En décembre 2022, 650 délinquants libérés au Québec devaient porter un bracelet électronique. Grâce à une loi comme celle-là, ce sont les familles et les enfants de 650 personnes qui peuvent ainsi être protégés. Il appartient maintenant au gouvernement fédéral libéral de prendre ses responsabilités en adoptant ce projet de loi, qui servira de complément à la loi provinciale. Le Québec impose le port du bracelet électronique uniquement aux anciens détenus provinciaux. Les délinquants fédéraux ne sont pas concernés. Ce projet de loi permettrait de les englober.

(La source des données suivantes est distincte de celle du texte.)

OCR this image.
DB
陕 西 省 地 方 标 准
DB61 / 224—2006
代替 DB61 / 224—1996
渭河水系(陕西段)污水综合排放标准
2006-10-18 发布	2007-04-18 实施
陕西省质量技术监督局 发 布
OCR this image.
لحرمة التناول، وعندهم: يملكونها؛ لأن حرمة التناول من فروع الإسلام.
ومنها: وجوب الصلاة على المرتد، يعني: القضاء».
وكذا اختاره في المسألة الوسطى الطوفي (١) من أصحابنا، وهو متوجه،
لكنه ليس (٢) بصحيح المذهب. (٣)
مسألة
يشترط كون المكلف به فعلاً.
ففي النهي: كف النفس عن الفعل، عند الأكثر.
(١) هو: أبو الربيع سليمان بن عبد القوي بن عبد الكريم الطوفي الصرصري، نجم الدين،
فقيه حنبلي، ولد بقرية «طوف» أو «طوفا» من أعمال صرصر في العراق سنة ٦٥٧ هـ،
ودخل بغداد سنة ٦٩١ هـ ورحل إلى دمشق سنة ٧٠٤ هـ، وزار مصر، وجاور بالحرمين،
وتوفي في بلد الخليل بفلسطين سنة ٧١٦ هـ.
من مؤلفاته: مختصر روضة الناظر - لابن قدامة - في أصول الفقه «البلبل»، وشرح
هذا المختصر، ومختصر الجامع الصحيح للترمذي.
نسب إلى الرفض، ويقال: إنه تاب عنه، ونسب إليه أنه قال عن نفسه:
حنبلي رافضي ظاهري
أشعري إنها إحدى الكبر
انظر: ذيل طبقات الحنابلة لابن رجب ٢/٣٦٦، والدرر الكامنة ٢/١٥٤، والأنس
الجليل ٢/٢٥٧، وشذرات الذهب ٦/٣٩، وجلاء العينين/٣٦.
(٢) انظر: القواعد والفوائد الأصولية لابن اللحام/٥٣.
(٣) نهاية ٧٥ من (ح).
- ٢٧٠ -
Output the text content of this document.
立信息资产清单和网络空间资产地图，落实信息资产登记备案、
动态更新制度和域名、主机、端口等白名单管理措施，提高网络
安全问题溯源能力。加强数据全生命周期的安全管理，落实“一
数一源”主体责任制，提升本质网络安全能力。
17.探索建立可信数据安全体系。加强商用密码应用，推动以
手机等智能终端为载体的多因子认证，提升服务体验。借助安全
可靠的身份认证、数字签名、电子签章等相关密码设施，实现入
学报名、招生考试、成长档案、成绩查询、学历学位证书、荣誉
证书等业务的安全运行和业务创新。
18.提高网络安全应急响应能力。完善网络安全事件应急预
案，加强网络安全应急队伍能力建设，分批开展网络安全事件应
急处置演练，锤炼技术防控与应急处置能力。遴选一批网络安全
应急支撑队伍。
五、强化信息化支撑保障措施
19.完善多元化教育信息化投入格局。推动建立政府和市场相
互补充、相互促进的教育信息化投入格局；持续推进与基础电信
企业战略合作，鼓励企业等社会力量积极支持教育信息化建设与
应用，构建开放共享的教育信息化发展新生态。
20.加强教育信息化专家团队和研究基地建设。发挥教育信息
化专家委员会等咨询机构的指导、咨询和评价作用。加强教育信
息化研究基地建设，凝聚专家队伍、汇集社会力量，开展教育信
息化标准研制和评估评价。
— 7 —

Il prévoit également des séances de thérapie pour rompre le cycle de la violence conjugale. Je trouve que c'est une excellente mesure préventive à inscrire dans la loi. Nous savons que, dans certains cas, la thérapie peut être efficace, étant donné qu'il y a des personnes qui souffrent de problèmes de toxicomanie ou ont des antécédents et qui ont besoin d'un traitement. Si nous avons la possibilité d'offrir une cure de désintoxication à ces gens-là, nous devons le faire. Ce principe est inscrit dans le projet de loi, qui prévoit également qu'un tribunal peut ordonner une thérapie comme solution de rechange visant à protéger les victimes de violence conjugale. C'est l'un des psychiatres les plus réputés au Canada, le Dr Chamberland, qui en a fait la suggestion comme moyen de combattre la violence conjugale à la source et de prévenir la mort de femmes et d'enfants innocents.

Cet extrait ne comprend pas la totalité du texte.